Reliability Based-Design Format for High Strength Concrete Beam (HSCB) With Blended Nanosilica Particles

Abstract

High Strength Concrete (HSC) has been under the spotlight of numerous studies. This paper examines how adding nano-silica influences the structural performance and durability of High Strength Concrete Beams (HSCBs) by specifically focusing on compressive strength, flexural strength, durability parameters, and reliability-based design.

To identify the physical, chemical, and microstructural properties of materials, experimental procedures entailed characterization by sieve analysis, specific gravity, moisture content, XRF, and SEM. Additions of 0, 3, 5, and 7 percent (by cement) of nano-silica in concrete mixes were made, and the compressive and flexural tests were performed with specimen ages at 7, 14, and 28 days, and also tested against durability under sulphate, acid, chloride attack, and freeze-thaw experiments.

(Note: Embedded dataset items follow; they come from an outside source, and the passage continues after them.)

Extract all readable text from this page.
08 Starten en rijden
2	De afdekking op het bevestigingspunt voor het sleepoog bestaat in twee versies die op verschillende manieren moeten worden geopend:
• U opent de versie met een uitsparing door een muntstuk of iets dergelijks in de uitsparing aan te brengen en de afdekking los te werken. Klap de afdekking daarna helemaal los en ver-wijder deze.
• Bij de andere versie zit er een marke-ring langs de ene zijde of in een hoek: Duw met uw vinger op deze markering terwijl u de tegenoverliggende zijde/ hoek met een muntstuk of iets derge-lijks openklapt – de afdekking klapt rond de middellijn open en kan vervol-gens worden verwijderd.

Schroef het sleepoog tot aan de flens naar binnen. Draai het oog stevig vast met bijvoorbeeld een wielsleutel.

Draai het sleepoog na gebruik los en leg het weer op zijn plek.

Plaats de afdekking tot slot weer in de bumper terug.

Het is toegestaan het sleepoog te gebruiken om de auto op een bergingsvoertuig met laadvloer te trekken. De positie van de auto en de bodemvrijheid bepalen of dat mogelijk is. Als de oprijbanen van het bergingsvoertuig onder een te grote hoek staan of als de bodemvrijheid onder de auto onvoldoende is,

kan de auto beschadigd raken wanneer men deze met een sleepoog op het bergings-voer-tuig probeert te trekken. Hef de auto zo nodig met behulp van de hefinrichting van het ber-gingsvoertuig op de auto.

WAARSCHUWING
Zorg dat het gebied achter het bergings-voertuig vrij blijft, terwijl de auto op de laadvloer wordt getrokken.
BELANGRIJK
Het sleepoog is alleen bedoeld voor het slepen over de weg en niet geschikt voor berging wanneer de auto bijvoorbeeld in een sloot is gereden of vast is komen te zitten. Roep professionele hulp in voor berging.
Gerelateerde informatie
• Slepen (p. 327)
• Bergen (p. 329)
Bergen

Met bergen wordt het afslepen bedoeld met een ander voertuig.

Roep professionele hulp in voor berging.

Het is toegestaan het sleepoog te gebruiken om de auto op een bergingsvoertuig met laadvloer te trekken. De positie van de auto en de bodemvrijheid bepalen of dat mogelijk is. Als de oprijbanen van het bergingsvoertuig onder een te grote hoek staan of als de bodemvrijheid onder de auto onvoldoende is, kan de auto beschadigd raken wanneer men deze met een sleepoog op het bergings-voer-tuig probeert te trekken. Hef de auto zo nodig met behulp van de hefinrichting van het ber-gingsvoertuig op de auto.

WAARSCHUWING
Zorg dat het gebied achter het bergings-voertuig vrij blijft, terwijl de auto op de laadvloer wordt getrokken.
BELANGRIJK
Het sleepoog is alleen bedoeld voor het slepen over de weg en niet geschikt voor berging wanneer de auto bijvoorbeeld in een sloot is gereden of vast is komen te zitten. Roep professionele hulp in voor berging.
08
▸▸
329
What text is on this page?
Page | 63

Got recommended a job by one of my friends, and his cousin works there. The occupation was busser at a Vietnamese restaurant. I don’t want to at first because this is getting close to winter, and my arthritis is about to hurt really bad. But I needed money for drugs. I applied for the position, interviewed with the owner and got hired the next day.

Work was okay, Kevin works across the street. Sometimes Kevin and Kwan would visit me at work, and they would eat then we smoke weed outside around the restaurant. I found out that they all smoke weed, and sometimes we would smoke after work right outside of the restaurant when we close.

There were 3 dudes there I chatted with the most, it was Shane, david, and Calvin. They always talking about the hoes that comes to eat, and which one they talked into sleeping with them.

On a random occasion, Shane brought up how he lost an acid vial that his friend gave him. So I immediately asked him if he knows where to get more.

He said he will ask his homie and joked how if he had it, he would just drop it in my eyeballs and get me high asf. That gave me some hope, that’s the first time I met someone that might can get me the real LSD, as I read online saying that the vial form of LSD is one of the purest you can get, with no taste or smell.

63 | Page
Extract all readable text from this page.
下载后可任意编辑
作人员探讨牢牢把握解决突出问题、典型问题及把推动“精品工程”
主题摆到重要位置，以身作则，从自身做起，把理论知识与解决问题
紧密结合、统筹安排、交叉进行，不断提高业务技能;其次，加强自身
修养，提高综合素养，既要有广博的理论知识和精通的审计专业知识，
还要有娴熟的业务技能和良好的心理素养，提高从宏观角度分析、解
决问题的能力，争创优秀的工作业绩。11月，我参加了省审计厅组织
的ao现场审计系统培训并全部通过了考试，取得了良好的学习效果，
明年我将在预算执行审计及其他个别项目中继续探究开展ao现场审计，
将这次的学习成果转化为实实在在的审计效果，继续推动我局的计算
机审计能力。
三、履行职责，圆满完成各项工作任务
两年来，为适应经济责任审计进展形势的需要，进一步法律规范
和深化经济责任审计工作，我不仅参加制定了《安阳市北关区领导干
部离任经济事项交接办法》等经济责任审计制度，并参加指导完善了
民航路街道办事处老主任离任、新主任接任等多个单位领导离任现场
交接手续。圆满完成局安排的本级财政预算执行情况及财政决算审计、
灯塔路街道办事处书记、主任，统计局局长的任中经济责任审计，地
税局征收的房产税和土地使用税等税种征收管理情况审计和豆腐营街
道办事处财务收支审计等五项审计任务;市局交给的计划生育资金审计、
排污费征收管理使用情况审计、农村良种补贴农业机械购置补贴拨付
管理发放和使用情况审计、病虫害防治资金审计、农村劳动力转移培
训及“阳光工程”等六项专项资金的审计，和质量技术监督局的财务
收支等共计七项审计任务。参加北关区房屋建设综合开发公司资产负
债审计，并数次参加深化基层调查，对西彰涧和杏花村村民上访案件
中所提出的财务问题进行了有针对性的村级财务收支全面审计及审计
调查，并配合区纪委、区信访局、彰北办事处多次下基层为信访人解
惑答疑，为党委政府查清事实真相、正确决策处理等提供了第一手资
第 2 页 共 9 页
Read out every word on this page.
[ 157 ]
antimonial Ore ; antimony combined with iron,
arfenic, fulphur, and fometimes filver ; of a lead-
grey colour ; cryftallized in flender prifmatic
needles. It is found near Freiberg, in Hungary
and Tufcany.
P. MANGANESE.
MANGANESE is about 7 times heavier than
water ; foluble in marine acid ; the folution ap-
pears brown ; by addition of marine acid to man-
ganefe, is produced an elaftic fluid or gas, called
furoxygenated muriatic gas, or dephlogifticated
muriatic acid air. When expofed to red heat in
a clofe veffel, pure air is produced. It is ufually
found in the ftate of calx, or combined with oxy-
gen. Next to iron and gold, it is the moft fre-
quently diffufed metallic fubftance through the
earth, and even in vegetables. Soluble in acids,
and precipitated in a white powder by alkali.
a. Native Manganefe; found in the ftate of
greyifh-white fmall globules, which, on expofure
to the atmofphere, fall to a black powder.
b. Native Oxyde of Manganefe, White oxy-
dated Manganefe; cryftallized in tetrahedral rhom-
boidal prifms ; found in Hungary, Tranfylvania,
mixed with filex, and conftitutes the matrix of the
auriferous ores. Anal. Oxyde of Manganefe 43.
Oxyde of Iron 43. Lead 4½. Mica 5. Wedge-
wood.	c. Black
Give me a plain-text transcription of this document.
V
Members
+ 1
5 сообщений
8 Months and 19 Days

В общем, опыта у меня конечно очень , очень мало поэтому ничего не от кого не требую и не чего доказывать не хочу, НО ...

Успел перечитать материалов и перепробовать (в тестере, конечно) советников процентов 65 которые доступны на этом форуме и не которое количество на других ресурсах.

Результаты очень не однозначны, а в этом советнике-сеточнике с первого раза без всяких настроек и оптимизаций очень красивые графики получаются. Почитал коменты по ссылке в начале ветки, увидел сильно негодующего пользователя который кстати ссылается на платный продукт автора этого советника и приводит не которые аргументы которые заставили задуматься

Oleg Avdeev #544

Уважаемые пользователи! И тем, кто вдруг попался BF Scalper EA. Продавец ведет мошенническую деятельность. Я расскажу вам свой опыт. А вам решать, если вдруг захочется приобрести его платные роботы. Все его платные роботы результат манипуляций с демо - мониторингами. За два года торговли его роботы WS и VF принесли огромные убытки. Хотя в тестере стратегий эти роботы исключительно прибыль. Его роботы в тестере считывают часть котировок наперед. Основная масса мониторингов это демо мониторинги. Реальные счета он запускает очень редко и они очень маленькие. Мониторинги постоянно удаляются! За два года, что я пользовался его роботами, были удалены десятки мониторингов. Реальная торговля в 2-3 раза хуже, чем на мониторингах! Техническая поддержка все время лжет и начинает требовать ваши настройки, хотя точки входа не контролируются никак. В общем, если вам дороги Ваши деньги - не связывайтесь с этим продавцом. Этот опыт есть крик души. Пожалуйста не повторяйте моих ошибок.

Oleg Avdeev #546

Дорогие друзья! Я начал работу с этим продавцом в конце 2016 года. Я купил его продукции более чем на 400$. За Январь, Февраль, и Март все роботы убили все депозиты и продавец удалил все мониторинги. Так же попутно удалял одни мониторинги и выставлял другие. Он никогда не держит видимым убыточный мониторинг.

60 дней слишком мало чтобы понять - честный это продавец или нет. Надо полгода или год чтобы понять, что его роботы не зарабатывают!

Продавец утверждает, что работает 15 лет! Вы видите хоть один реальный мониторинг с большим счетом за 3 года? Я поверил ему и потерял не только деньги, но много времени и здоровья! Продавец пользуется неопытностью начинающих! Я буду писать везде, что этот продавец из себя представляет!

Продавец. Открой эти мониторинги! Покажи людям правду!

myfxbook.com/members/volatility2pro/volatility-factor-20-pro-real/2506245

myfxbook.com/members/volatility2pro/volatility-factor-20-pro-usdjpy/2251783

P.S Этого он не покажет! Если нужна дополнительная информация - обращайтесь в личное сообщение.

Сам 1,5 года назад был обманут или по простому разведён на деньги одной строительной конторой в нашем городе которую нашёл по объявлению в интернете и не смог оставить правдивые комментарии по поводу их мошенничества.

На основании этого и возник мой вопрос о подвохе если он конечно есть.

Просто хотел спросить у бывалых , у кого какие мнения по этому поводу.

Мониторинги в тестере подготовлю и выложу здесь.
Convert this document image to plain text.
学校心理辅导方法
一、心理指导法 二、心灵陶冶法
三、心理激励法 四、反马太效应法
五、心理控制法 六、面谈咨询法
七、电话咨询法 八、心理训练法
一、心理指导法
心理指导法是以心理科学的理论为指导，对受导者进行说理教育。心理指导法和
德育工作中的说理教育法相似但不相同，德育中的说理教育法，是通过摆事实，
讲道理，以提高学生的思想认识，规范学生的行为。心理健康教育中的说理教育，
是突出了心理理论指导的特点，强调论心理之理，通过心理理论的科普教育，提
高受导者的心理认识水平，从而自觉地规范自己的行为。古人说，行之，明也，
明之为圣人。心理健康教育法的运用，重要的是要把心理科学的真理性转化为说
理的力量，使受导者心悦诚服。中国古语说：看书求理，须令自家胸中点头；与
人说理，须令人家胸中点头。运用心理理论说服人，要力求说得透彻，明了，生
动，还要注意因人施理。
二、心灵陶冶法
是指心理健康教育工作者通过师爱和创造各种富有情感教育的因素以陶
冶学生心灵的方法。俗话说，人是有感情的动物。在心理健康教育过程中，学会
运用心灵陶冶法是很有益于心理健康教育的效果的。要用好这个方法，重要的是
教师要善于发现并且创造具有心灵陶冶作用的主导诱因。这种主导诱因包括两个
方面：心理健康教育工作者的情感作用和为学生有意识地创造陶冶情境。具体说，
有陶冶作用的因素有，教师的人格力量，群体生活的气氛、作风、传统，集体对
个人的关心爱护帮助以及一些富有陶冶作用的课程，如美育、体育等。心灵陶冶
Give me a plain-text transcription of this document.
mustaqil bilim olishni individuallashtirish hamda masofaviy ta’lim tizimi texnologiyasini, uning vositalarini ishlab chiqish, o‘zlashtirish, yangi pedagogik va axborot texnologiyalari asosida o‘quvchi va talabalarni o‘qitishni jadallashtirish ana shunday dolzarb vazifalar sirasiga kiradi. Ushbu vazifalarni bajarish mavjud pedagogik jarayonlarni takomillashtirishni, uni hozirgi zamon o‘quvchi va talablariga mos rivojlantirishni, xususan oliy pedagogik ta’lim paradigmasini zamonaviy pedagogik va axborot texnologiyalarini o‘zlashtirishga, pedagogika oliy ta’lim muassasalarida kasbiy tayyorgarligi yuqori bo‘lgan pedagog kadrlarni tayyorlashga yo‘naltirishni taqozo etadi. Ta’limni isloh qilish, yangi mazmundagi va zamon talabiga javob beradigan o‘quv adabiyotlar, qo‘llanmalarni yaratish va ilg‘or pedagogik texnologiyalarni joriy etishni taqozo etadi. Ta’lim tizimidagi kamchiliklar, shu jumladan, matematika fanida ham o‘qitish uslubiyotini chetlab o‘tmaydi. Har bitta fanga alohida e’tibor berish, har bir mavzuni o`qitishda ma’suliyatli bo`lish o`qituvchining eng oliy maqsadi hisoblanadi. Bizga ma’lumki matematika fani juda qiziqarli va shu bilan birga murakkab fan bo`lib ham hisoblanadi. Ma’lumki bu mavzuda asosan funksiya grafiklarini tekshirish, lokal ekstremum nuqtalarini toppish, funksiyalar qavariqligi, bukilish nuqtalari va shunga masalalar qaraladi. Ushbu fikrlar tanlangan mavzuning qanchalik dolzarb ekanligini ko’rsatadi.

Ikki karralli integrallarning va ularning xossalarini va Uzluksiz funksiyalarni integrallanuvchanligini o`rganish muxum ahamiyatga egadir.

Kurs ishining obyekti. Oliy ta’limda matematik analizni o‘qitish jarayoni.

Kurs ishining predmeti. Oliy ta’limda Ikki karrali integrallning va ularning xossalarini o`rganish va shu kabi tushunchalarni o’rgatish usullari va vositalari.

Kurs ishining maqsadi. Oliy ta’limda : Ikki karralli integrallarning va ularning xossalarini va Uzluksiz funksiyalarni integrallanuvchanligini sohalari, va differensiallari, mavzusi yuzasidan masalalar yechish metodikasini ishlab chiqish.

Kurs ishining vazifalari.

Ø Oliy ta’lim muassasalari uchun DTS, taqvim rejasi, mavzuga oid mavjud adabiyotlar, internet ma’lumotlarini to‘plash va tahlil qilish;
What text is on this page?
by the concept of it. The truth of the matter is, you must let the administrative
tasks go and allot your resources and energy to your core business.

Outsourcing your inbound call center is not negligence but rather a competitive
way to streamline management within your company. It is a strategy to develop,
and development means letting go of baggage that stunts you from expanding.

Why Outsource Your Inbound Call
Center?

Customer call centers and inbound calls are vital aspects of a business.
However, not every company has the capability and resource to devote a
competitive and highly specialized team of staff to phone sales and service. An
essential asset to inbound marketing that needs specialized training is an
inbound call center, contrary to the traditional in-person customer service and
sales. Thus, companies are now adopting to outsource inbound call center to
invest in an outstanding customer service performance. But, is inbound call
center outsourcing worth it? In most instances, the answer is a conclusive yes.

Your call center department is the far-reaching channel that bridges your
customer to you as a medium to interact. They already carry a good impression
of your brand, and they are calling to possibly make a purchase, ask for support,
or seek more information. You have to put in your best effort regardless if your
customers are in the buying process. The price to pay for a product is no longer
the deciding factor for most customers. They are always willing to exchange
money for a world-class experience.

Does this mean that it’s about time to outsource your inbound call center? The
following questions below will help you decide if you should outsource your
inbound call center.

Descriptive statistics, goodness-of-fit tests, Monte Carlo simulation, and First-Order Reliability Methods were all used to test the consistency of performance. The 5% nano-silica mix proved the best overall performance in terms of achieving the highest compressive and flexural strengths (74.5 MPa and 6.8 MPa respectively) at 28 days, and resisted durability better than the control mix. Reliability-based evaluation also established that the 5 percent nano-silica mix attained the highest reliability index, showing its applicability.

In conclusion, nano-silica at 5% increases the service life and mechanical properties of HSCBs.